I'm sorry I haven't updated since February😢

I've just been so busy with GCSE Mocks & I've been going through a rough time recently.

For a while now, I've been feeling really down. It started getting worse around October & it started affecting my school work.
Then something happened in December resulting in people hating me & me hating myself.. It's nothing too bad! Just mistakes on a school trip but yeah. That night I got really dark thoughts & I started writing my suicide note but stopped when I got to writing to my sister. Yeah, I didn't try anything that night.
After that, I got thoughts more & more often. By the end of January I had grown apart from my mates.
One lunch, I had a packet of Paracetamol in front of me. I was so close to overdosing but I ended up breaking down. Most of my form ended up finding out when I told my old best friends who I thought I could trust.

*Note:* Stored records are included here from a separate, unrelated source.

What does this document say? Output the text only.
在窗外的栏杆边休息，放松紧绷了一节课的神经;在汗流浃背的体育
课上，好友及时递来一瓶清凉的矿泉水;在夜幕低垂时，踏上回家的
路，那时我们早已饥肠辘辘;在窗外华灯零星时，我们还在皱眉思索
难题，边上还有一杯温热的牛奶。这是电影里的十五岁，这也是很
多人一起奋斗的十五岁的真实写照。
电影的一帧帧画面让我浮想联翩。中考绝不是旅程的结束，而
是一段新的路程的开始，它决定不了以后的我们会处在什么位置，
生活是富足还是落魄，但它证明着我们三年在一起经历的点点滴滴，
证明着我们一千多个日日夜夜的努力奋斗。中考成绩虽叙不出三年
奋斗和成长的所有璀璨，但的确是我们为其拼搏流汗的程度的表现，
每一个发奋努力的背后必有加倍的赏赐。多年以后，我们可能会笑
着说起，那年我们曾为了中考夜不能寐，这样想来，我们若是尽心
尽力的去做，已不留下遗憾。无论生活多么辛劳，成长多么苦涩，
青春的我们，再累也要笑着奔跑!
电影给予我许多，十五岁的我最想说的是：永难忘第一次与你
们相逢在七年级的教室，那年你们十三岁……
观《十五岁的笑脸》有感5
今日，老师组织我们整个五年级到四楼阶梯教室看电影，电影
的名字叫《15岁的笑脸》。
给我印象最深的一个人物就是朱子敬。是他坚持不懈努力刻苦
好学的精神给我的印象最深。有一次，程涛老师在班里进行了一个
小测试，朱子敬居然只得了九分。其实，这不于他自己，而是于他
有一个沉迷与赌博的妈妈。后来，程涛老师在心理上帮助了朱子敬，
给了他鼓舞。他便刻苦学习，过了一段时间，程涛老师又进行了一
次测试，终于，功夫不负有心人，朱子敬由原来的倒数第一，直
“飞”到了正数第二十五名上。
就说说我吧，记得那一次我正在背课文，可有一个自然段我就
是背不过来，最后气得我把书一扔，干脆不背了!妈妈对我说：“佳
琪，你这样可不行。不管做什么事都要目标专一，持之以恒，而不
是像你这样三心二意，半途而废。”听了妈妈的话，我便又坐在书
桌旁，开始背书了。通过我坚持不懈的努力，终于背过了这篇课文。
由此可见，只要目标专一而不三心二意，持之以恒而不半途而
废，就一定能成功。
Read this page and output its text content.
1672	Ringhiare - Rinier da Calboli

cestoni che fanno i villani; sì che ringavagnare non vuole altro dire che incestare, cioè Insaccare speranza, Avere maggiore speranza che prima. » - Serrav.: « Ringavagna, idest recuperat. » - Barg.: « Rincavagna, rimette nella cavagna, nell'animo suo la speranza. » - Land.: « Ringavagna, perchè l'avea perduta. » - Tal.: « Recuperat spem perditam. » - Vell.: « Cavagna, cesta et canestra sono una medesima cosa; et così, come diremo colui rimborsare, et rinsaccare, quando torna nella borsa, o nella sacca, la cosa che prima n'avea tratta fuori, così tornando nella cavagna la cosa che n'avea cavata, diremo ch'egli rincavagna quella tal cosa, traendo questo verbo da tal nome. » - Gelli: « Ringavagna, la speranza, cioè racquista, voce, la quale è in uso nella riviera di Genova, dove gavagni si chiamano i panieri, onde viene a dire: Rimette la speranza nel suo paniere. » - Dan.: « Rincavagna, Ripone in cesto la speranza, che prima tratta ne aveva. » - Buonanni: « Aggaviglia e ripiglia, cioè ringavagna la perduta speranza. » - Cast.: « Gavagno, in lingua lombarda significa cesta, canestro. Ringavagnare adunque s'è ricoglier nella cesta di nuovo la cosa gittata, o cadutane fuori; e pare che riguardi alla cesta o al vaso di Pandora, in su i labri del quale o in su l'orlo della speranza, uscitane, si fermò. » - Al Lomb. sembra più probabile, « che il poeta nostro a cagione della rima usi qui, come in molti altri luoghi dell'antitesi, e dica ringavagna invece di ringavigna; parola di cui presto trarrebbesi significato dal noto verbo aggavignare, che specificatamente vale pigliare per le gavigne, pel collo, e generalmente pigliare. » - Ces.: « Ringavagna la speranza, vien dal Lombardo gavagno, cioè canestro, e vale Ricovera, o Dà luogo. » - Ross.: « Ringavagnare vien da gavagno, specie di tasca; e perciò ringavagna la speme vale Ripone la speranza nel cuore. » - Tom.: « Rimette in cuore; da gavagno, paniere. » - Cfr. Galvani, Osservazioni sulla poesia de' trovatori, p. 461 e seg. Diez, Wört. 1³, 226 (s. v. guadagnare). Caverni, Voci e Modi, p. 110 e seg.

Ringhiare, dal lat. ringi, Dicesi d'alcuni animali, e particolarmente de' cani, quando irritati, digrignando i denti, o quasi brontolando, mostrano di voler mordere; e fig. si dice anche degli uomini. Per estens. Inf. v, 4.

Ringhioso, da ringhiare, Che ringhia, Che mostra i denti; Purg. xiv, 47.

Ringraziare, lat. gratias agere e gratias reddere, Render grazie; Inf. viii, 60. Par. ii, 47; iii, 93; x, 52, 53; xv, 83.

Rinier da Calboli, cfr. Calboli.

They haven't looked at me the same again. They all act fake around me. 'Safe'. It's actually quite painful😹
Word also got out about me & this shit😸 A girl who was friends with my old best friend came up to me & tried to talk to me about it. She said that I had no reason to think these thoughts. She's right. I have no reason. No real reason. but it's not like I can stop these thoughts. They're still there, haunting me.
Anyway, I went for a night out with my band, our 'roadie' & the drummer's other friend, 'cos ya' know, why not? I thought it could get my mind off of things😸 But yeah, I had never met Leah(the drummer)'s friend before. We got to the club where we were meeting him & something was there. Cheesey, yeah, but true😹 We found out I'd followed him on Instagram 'cos he's followed our band's Instagram. We got along like a house on fire😋 After that night, we've talked to each other almost every night(except one night when I was in Paris in April) & since February we've got together(it's our 2 month next Thursday😋) 😝
Ugh, I keep going off track😹 After I'd met Harvey(my boyfriend), I stopped getting the thoughts. I grew closer to my band & I became happier.
Then, around the end of March, it came out of nowhere & consumed me once again. Earlier this month, I was planning that dark stuff for this time next year.. but I told my bestest & closest friend(Hi Shaydn!) who's been there through everything & she flipped shit & got upset & told me I had to tell Harvey. Yeah, I ended up telling him & he's persuaded me not to😶

Short story short, I think about suicide every day & I have an amazing best friend & boyfriend who try to help me through it.

Please don't hate, guys😢

Thank goodness only a few of you know me in real life😹😹😹

I promise you all I'll have an update or 2 by the end of Summer👍

I'd just like to say thank you to those readers who have stayed here!😝 You duckies mean the world to me & I love you all so, so much!🙊💋🐥💗

If you don't hate me, please can you wish me luck for my Science GCSE's next Friday, the Tuesday after & the Thursday after that? GCSE's are big exams in the UK that you have throughout Year 10 & 11(9th & 10th grade) that basically decide your future.